Brother / Sisterhood, Accountability, Success
My story: I started dipping at a very young age when I was on a reservation in AZ. I started with Happy Days, then to leaf and then to another kid favorite Hawkins. I remember I couldn’t buy cigarettes but I could buy all the cans and bags of chew that I wanted. Strange smoking was bad for me and I was too young, but chew your face off pun intended. I left the reservation and had a stoppage. I had a stoppage until I joined the Army Guard and everyone was chewing. I remember trying it again and getting sick. I was so embarrassed for puking. Well since I knew a lil something about addiction and tolerance from PSA’s and school science classes, I remember buying my own can and putting a dip in until I started getting dizzy then I would spit it out. I repeated this a few times and by the end of the week I was back to dipping full throttle. I dipped off and on for years stop for this stop for that nothing fazed me until fast forward 29 years.

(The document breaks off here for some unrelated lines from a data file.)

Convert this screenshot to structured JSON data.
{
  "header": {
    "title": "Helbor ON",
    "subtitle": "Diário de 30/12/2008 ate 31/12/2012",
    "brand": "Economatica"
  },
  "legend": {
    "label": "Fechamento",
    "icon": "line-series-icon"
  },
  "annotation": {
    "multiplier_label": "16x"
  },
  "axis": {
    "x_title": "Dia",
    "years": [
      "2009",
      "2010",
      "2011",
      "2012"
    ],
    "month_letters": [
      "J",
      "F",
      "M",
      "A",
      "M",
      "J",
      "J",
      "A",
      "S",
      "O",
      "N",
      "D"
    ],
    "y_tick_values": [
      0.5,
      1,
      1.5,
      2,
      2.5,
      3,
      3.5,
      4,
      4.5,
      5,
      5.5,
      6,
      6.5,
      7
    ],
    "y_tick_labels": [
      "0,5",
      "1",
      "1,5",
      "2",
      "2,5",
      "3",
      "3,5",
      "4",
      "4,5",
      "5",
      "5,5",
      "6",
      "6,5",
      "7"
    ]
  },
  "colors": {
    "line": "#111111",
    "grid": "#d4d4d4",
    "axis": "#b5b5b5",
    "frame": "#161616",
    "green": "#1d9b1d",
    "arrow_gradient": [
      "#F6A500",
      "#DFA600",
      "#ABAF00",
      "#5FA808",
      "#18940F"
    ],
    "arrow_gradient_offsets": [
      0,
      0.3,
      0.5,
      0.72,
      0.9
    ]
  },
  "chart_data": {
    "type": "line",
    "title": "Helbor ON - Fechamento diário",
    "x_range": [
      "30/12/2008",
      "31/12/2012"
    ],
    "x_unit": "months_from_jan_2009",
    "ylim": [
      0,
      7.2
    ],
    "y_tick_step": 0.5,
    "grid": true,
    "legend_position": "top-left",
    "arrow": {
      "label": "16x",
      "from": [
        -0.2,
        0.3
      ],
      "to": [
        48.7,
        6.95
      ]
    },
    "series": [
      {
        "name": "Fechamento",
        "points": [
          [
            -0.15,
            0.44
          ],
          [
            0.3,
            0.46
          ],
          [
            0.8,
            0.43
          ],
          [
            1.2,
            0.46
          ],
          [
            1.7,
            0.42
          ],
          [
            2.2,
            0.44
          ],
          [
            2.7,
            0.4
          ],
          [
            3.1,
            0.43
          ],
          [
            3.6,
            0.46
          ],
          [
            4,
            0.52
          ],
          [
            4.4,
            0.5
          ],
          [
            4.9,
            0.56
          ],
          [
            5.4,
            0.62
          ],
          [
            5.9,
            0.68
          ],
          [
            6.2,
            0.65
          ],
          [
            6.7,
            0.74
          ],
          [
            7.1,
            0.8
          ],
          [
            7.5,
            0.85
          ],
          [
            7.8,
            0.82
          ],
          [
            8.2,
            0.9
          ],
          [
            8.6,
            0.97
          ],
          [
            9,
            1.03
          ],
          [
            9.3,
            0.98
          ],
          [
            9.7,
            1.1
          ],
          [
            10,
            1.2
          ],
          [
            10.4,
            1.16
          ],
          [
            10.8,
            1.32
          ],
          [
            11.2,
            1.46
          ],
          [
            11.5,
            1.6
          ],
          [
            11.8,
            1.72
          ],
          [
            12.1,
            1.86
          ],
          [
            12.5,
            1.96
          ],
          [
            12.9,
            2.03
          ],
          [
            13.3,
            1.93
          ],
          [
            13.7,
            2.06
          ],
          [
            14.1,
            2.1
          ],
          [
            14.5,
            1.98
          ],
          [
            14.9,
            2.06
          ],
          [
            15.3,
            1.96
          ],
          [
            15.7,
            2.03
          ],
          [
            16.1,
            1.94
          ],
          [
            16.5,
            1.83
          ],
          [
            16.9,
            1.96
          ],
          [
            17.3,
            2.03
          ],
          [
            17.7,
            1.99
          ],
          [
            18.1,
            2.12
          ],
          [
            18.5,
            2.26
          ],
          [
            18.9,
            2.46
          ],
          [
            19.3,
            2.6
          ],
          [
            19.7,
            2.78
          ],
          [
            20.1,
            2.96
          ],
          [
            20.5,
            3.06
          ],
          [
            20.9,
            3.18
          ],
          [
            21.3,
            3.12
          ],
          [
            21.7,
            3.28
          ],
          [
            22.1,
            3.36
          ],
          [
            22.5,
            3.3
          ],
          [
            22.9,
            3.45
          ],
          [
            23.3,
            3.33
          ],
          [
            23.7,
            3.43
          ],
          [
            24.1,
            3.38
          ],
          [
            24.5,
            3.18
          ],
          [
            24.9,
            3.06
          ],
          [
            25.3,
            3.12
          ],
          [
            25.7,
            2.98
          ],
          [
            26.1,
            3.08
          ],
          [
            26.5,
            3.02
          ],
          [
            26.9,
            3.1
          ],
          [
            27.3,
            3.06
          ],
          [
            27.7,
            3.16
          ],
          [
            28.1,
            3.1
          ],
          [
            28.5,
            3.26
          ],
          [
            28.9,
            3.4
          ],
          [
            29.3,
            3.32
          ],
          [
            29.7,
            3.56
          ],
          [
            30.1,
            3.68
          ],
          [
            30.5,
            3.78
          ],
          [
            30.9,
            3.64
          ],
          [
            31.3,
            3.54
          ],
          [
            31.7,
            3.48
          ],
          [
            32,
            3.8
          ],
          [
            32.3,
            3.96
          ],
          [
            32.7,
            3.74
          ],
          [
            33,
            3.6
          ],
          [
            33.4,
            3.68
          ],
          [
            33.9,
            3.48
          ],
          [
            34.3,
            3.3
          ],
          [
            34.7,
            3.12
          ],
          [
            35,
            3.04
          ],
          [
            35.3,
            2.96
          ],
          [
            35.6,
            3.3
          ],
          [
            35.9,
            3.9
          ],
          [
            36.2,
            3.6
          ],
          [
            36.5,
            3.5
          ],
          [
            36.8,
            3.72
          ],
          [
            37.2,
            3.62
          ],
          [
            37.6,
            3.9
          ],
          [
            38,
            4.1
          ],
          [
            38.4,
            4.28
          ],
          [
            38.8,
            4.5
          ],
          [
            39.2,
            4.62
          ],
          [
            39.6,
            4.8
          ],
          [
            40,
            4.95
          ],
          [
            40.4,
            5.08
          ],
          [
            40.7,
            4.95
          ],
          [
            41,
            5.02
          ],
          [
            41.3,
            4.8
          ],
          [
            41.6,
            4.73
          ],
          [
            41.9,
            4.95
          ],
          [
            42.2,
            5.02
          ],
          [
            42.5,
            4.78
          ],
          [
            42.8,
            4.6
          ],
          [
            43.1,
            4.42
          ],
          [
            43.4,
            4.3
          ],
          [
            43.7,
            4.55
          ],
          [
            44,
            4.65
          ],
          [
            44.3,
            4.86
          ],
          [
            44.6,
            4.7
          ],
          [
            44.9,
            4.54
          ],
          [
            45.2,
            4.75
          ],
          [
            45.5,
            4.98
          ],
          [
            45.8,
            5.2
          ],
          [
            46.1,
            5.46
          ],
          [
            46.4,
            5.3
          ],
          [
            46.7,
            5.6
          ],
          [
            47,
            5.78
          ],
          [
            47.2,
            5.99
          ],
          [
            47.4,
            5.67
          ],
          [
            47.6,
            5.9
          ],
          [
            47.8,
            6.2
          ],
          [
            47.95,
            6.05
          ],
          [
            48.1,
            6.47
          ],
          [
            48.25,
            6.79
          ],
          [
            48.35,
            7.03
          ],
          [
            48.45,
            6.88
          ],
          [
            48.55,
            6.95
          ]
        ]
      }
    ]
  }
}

I got into some poison ivy on my legs, ya sure it itched burned got the blisters then they turned to scabs. No problem it will just run its course…well 10 months later I was still not healed I still had a few sores left. (My legs finally healed 60 days into my quit) I finally took a long hard look and had to admit to myself what was going on I was losing circulation to my lower extremities and that is why my legs would not heal. I knew this because I had seen it a 100 times I used to do vascular ultrasound. My mistress in the can had caught up to me I wasn’t invincible anymore. So when I went to bed on 15th of April 2013 I said goodbye to my mistress that was killing me.
The next day mid morning early afternoon I began to feel awful the aches were starting the hot and cold flashes started. By that evening I was shitting and puking my guts out. This went on until the next evening late. The third day I felt like death I was hurting and fogged out but not under gastrointestinal duress. She was whispering to me Trauma come back one dip and all the pain goes away. I wasn’t going down that road again. I knew I was up shit creek said a prayer asked for help, got on the net and found KTC. Not a super spiritual guy but whatever I put in the search engine got me to KTC on the first try. I posted and within a few minutes help was on its way.
I got schooled rather quickly that I don’t have a habit I am an addict, I don’t like chew I hate pain I had never quit before I just had a stoppage. I also learned we don’t quit forever we quit for the day. We don’t take kindly to others and their special way. We do what we can to stay quit and if we have more in the tank we help out others we pay it backward and forward. NAFAR and ODAAT are not just letters strung together they are a mindset that has to happen. We POST ROLL and give our word and we QLF EVERY DAMN DAY!